Total said an additional payment of up to $550 million could be payable to Engie in the event of an "improvement in the oil markets in the coming years."

Engie's LNG portfolio comprises participating interests in liquefaction plants, notably a 16.6% stake in the planned Cameron LNG project in the US, long-term LNG sales and purchase agreements, an LNG tanker fleet as well as access to regasification capacities in Europe.

Following the transaction, Total will have a liquefaction capacity portfolio of 23 million mt/year, spread out across the Middle East, Australia, Russia and the US, it said.

It will also have a worldwide LNG trading contracts portfolio of 28 million mt/year, 18 million mt/year in European regasification capacity and a fleet of 18 LNG carriers, of which 2 are FSRUs.


Already a major LNG player, Total is following the example of Shell in gaining increased coverage across the entire LNG value chain, enabling it to secure margins despite the well-supplied market by exploiting the optionality afforded by a broad portfolio of assets and supply arrangements.

With LNG attracting the interest of ever-expanding numbers of independent traders keen to take advantage of the growing market -- and more producers and more buyers emerging all the time -- the traditional players are challenged with moving quickly to benefit from the expanding market.

Adding Engie's upstream assets -- and more importantly its portfolio of long-term LNG purchase and sales contracts -- means Total can more easily match LNG supply and demand requirements.

Shell -- which spent $54 billion in 2016 buying the UK's BG Group -- is well positioned now as the world's number one LNG portfolio player with assets covering the entire value chain.

Being able to move cargoes from location to location depending on price and having optionality in the global LNG market is becoming increasingly important.

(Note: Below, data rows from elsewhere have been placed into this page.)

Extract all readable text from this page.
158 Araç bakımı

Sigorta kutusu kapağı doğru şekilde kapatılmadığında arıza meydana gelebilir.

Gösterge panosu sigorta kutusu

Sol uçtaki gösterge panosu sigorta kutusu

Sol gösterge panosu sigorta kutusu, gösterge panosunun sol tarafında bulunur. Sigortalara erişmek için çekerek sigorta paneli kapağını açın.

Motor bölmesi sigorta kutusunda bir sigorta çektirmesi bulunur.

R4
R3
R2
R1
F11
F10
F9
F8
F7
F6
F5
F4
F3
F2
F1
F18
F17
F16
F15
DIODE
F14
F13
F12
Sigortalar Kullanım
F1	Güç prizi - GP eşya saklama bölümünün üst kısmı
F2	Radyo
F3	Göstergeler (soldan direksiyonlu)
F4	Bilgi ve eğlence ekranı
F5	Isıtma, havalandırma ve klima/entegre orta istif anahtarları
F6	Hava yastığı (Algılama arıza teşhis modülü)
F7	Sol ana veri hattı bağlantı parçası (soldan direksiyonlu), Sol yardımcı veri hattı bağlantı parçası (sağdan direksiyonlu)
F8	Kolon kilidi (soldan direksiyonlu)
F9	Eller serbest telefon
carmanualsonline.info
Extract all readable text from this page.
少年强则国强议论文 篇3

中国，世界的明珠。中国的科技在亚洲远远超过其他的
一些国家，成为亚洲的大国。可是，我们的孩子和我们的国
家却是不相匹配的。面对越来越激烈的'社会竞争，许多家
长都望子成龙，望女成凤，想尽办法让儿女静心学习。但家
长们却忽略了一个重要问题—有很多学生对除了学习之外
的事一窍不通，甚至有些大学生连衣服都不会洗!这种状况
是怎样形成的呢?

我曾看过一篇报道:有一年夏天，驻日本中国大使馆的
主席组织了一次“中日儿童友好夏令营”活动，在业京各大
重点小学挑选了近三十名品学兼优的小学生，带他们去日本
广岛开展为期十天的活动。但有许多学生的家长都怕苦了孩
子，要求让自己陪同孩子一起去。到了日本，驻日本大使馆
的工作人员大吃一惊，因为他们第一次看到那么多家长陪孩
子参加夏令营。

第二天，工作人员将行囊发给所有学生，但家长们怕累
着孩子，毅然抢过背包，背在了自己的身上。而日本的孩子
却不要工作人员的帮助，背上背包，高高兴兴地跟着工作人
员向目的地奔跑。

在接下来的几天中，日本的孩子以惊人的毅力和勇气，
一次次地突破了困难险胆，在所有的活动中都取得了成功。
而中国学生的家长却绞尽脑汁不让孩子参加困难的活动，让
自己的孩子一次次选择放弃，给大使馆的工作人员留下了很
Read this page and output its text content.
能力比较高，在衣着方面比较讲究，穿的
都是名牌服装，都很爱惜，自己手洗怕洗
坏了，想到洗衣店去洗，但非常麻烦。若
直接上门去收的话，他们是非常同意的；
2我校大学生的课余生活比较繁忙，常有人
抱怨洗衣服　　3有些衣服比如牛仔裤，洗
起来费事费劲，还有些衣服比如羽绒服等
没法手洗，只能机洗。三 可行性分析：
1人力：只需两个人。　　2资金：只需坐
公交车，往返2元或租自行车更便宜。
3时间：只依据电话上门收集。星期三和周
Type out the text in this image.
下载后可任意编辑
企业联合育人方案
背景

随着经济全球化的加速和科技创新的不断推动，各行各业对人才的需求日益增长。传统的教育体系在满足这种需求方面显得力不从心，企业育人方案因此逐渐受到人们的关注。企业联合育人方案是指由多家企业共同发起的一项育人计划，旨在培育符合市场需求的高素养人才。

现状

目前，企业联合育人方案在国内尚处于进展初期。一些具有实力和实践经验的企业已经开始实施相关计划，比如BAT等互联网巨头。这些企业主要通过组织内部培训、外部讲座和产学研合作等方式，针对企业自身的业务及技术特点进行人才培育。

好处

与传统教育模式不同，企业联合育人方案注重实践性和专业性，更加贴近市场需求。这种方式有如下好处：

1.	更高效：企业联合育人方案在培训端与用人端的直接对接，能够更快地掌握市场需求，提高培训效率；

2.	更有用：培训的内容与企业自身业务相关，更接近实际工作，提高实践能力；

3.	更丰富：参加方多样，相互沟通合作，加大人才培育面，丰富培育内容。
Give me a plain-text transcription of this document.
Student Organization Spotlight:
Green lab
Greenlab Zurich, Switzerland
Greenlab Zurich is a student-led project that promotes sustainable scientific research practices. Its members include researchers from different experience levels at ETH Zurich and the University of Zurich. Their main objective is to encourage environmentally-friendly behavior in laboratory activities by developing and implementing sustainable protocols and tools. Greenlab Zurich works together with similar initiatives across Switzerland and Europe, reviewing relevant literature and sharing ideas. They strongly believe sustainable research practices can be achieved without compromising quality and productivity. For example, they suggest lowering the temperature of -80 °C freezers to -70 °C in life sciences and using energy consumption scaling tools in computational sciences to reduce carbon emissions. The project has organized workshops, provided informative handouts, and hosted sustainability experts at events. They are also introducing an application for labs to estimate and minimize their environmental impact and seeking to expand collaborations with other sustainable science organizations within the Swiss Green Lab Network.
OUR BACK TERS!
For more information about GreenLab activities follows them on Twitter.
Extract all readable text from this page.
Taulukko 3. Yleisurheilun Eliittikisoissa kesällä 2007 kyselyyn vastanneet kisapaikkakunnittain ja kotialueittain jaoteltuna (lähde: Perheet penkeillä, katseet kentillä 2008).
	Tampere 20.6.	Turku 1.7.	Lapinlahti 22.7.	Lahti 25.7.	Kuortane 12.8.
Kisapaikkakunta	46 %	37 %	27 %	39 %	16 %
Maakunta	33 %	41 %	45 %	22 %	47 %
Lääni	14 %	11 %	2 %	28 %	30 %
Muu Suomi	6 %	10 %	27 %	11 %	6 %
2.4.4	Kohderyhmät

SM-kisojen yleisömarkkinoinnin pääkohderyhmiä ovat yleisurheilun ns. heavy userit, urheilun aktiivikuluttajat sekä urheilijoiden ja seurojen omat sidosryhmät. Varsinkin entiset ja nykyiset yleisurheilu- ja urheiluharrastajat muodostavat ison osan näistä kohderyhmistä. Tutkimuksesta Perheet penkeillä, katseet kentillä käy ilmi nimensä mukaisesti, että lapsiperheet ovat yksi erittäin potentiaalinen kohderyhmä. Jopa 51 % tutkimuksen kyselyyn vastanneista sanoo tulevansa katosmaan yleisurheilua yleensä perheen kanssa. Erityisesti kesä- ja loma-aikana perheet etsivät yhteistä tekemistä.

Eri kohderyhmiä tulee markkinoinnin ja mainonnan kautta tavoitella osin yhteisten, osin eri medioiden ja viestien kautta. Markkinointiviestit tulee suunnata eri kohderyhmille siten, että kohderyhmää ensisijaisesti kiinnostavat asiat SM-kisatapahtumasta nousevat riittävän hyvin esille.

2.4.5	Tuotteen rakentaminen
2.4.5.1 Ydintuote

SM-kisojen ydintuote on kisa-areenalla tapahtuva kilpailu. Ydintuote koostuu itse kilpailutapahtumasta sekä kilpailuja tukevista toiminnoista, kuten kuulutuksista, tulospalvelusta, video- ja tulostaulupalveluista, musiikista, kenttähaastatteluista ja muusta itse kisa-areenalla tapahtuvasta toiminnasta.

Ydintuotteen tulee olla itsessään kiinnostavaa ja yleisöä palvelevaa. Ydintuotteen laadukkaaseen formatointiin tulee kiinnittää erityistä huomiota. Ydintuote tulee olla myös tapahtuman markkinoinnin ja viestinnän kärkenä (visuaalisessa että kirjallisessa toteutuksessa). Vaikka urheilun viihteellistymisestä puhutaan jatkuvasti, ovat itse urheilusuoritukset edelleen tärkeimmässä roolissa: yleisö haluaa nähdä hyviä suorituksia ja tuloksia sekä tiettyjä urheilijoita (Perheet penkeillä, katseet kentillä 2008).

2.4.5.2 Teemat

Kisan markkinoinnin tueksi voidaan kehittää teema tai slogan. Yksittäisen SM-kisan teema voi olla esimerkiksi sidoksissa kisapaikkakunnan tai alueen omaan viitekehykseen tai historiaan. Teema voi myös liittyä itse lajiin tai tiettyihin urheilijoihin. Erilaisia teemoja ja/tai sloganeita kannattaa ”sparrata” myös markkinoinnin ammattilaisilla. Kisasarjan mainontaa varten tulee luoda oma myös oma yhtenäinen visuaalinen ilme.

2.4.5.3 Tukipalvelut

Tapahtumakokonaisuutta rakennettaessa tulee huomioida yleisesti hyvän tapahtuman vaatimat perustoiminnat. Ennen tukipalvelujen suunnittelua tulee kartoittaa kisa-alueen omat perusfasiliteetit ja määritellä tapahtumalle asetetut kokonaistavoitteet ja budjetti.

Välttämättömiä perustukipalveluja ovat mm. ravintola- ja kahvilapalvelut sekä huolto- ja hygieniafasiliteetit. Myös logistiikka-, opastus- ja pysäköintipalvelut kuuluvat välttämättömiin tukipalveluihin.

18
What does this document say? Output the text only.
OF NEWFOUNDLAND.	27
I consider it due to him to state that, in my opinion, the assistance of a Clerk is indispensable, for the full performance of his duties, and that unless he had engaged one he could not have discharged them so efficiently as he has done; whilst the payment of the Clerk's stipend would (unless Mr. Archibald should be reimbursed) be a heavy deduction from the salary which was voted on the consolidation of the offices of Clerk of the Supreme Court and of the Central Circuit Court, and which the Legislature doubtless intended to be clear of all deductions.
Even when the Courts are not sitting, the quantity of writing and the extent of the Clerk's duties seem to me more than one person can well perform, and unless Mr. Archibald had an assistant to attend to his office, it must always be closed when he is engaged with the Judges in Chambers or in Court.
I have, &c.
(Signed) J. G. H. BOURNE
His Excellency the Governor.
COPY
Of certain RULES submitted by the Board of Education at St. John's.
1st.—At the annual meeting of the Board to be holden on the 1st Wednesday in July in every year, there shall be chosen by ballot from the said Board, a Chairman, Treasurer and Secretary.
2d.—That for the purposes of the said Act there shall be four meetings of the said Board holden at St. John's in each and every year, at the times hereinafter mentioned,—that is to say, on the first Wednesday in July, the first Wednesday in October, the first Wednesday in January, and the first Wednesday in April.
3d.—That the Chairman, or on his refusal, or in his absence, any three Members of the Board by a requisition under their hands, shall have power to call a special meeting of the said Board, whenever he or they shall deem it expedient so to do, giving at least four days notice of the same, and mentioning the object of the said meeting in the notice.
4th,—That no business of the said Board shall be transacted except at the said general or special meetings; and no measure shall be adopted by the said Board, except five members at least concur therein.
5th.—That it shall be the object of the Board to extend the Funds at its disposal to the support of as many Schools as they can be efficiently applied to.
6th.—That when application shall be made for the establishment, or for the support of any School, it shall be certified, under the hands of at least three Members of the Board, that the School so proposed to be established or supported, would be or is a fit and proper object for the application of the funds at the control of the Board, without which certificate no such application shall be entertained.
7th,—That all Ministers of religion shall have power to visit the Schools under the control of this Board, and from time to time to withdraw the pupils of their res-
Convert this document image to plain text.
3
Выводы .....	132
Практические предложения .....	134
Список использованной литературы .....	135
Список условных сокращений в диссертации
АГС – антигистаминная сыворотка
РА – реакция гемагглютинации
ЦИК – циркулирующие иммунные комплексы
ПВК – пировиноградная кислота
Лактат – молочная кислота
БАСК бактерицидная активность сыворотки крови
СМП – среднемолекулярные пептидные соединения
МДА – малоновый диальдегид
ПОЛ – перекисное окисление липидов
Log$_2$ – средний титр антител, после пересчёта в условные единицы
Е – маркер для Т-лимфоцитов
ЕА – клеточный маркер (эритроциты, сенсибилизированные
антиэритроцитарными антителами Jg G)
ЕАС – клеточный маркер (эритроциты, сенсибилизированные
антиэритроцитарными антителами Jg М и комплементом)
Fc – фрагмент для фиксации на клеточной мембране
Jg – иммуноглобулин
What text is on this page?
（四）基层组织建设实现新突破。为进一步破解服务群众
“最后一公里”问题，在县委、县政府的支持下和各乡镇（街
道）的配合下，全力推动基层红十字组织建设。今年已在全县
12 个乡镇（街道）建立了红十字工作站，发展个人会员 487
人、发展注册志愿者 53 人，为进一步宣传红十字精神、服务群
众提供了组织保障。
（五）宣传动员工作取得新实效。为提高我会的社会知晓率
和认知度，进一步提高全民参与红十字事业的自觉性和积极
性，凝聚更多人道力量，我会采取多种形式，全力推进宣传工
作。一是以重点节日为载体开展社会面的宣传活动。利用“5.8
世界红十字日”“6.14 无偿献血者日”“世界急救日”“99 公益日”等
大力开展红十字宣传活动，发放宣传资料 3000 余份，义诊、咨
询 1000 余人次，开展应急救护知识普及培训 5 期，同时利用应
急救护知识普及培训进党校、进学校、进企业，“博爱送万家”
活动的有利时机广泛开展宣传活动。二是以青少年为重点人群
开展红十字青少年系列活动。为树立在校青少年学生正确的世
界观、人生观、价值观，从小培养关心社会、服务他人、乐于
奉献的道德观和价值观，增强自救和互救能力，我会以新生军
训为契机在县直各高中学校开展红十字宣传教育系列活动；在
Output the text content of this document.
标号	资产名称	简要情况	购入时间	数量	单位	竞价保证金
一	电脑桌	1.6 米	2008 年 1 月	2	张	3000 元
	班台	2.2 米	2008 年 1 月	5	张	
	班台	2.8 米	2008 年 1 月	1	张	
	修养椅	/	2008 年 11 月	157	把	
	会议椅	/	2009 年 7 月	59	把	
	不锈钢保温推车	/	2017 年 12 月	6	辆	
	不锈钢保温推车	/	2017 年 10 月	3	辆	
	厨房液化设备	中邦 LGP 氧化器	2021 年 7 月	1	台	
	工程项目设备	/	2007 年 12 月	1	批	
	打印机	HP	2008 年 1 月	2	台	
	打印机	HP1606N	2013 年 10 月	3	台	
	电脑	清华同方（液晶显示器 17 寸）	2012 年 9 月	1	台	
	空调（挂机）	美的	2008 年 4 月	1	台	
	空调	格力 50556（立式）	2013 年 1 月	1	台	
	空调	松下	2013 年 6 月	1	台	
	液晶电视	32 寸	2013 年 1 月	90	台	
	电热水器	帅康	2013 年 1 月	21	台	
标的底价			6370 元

LNG buyers are increasingly in the market for shorter contracts with more flexible volume terms. Large, integrated LNG players stand a better chance of managing risk and creating value under these circumstances.


Taking a stake in the planned three-train Cameron LNG liquefaction plant in Louisiana is also part of Total's plans for expansion in the US LNG sector.

In December 2016, Total agreed a $207 million investment in Tellurian -- which is developing the Driftwood LNG export project in Louisiana -- in exchange for a 23% stake in the company.

The capital infusion helped provide the funds that Tellurian, co-founded by former Cheniere Energy CEO Charif Souki, needed to proceed with development of Driftwood.

Total is also among the foundation customers Cheniere secured to buy LNG produced at Sabine Pass after previously reaching a deal to have Total buy regasification capacity before Cheniere switched plans from importing LNG to exporting it instead.